I ended up with a Maxi-Jet 400.. I think it will work fine, time will tell.


----------



## Damon (Jan 18, 2005)

The powerhead is a good idea. As for the tank cycling, believe it or not, it is cycling. Planted tanks don't (or should not) spike in NH3/NH4 and No2. Plants can use these elements up as fast as the fish can produce them. Your tank is doing fine.


----------



## CroW (Sep 5, 2005)

Thanks for the reassurance Simpte.. I was starting to wonder about it..

I started using the powerhead to circulate the water through an external CO2 reactor (a former gravel vac).. My plants are perking up, but I need more light to really get things going. Right now I'm at .64wpg, looking at this as a solution to that problem.

Thanks for the help and advice all.

--CroW


----------



## Damon (Jan 18, 2005)

There are a cpl of ways to get your lighting up and depending on how much you want, (2wpg 3wpg) it can be relatively cheap.

2x55 pc will increase you lighting to 2wpg (good watts also)
a N.O. 48inch triple tube will give you a little over 2wpg. Not as strong in penetration but a better spread.

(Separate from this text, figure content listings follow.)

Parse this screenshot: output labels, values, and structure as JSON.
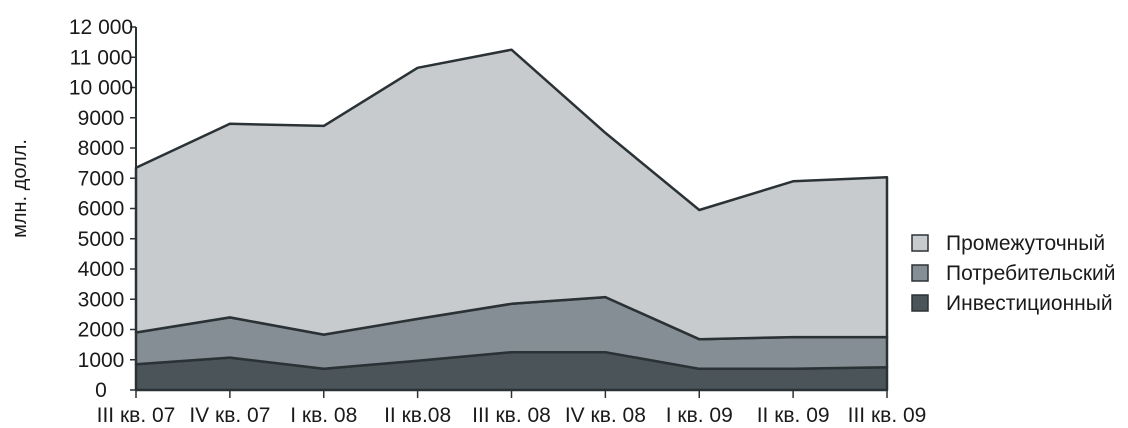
{
  "chart_data": {
    "type": "area",
    "stacked": true,
    "ylabel": "млн. долл.",
    "xlabel": "",
    "title": "",
    "ylim": [
      0,
      12000
    ],
    "yticks": [
      0,
      1000,
      2000,
      3000,
      4000,
      5000,
      6000,
      7000,
      8000,
      9000,
      10000,
      11000,
      12000
    ],
    "ytick_labels": [
      "0",
      "1000",
      "2000",
      "3000",
      "4000",
      "5000",
      "6000",
      "7000",
      "8000",
      "9000",
      "10 000",
      "11 000",
      "12 000"
    ],
    "categories": [
      "III кв. 07",
      "IV кв. 07",
      "I кв. 08",
      "II кв.08",
      "III кв. 08",
      "IV кв. 08",
      "I кв. 09",
      "II кв. 09",
      "III кв. 09"
    ],
    "series": [
      {
        "name": "Инвестиционный",
        "color": "#4b5559",
        "values": [
          850,
          1070,
          700,
          970,
          1250,
          1250,
          700,
          700,
          750
        ]
      },
      {
        "name": "Потребительский",
        "color": "#858e94",
        "values": [
          1050,
          1330,
          1130,
          1380,
          1600,
          1820,
          980,
          1050,
          1000
        ]
      },
      {
        "name": "Промежуточный",
        "color": "#c8cbce",
        "values": [
          5450,
          6400,
          6900,
          8300,
          8400,
          5430,
          4270,
          5150,
          5280
        ]
      }
    ],
    "legend_position": "right",
    "grid": false
  }
}
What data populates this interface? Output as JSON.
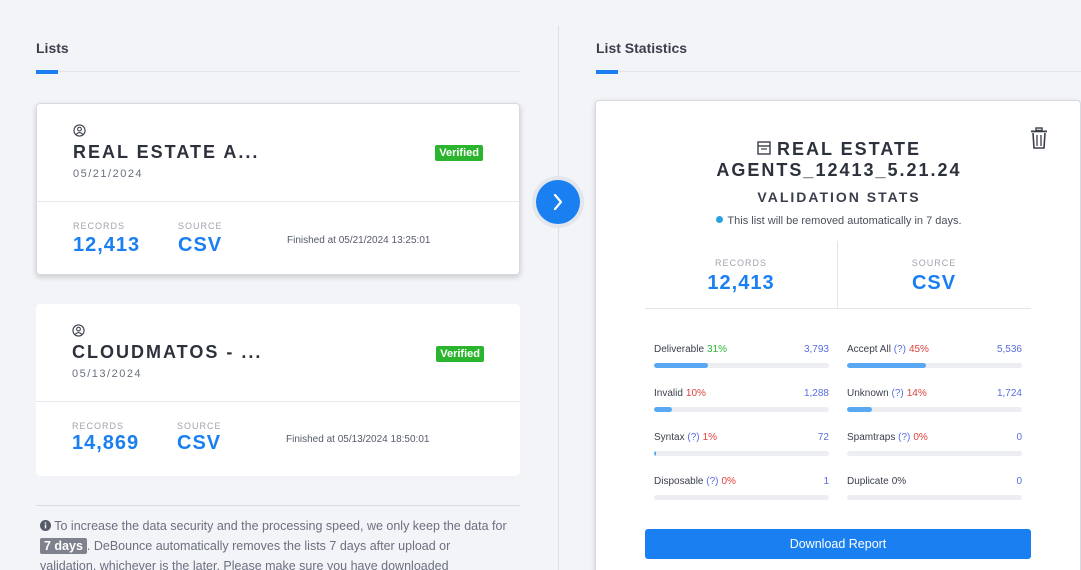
{
  "lists_header": "Lists",
  "stats_header": "List Statistics",
  "lists": [
    {
      "name": "REAL ESTATE A...",
      "date": "05/21/2024",
      "badge": "Verified",
      "records_label": "RECORDS",
      "records": "12,413",
      "source_label": "SOURCE",
      "source": "CSV",
      "finished": "Finished at 05/21/2024 13:25:01",
      "selected": true
    },
    {
      "name": "CLOUDMATOS - ...",
      "date": "05/13/2024",
      "badge": "Verified",
      "records_label": "RECORDS",
      "records": "14,869",
      "source_label": "SOURCE",
      "source": "CSV",
      "finished": "Finished at 05/13/2024 18:50:01",
      "selected": false
    }
  ],
  "note": {
    "part1": "To increase the data security and the processing speed, we only keep the data for",
    "days": "7 days",
    "part2": ". DeBounce automatically removes the lists 7 days after upload or validation, whichever is the later. Please make sure you have downloaded"
  },
  "stats": {
    "title_line1": "REAL ESTATE",
    "title_line2": "AGENTS_12413_5.21.24",
    "subtitle": "VALIDATION STATS",
    "notice": "This list will be removed automatically in 7 days.",
    "records_label": "RECORDS",
    "records": "12,413",
    "source_label": "SOURCE",
    "source": "CSV",
    "metrics": [
      {
        "label": "Deliverable",
        "help": "",
        "pct": "31%",
        "pct_color": "#2bb52f",
        "count": "3,793",
        "fill": 0.31
      },
      {
        "label": "Accept All",
        "help": "(?)",
        "pct": "45%",
        "pct_color": "#e0413c",
        "count": "5,536",
        "fill": 0.45
      },
      {
        "label": "Invalid",
        "help": "",
        "pct": "10%",
        "pct_color": "#e0413c",
        "count": "1,288",
        "fill": 0.1
      },
      {
        "label": "Unknown",
        "help": "(?)",
        "pct": "14%",
        "pct_color": "#e0413c",
        "count": "1,724",
        "fill": 0.14
      },
      {
        "label": "Syntax",
        "help": "(?)",
        "pct": "1%",
        "pct_color": "#e0413c",
        "count": "72",
        "fill": 0.01
      },
      {
        "label": "Spamtraps",
        "help": "(?)",
        "pct": "0%",
        "pct_color": "#e0413c",
        "count": "0",
        "fill": 0
      },
      {
        "label": "Disposable",
        "help": "(?)",
        "pct": "0%",
        "pct_color": "#e0413c",
        "count": "1",
        "fill": 0
      },
      {
        "label": "Duplicate",
        "help": "",
        "pct": "0%",
        "pct_color": "#3a3f4b",
        "count": "0",
        "fill": 0
      }
    ],
    "download_label": "Download Report"
  }
}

Both can be had for ~$100.00


----------



## CroW (Sep 5, 2005)

I went ahead and got the Jebo fixture (should be here later this week). It's 4x65W max though I'll probably won't make use of all 4 bulbs. I think 4.7wpg would be overkill for my setup.


----------



## Georgia Peach (Sep 23, 2005)

glad you got things worked out.. would love to see some pics!


----------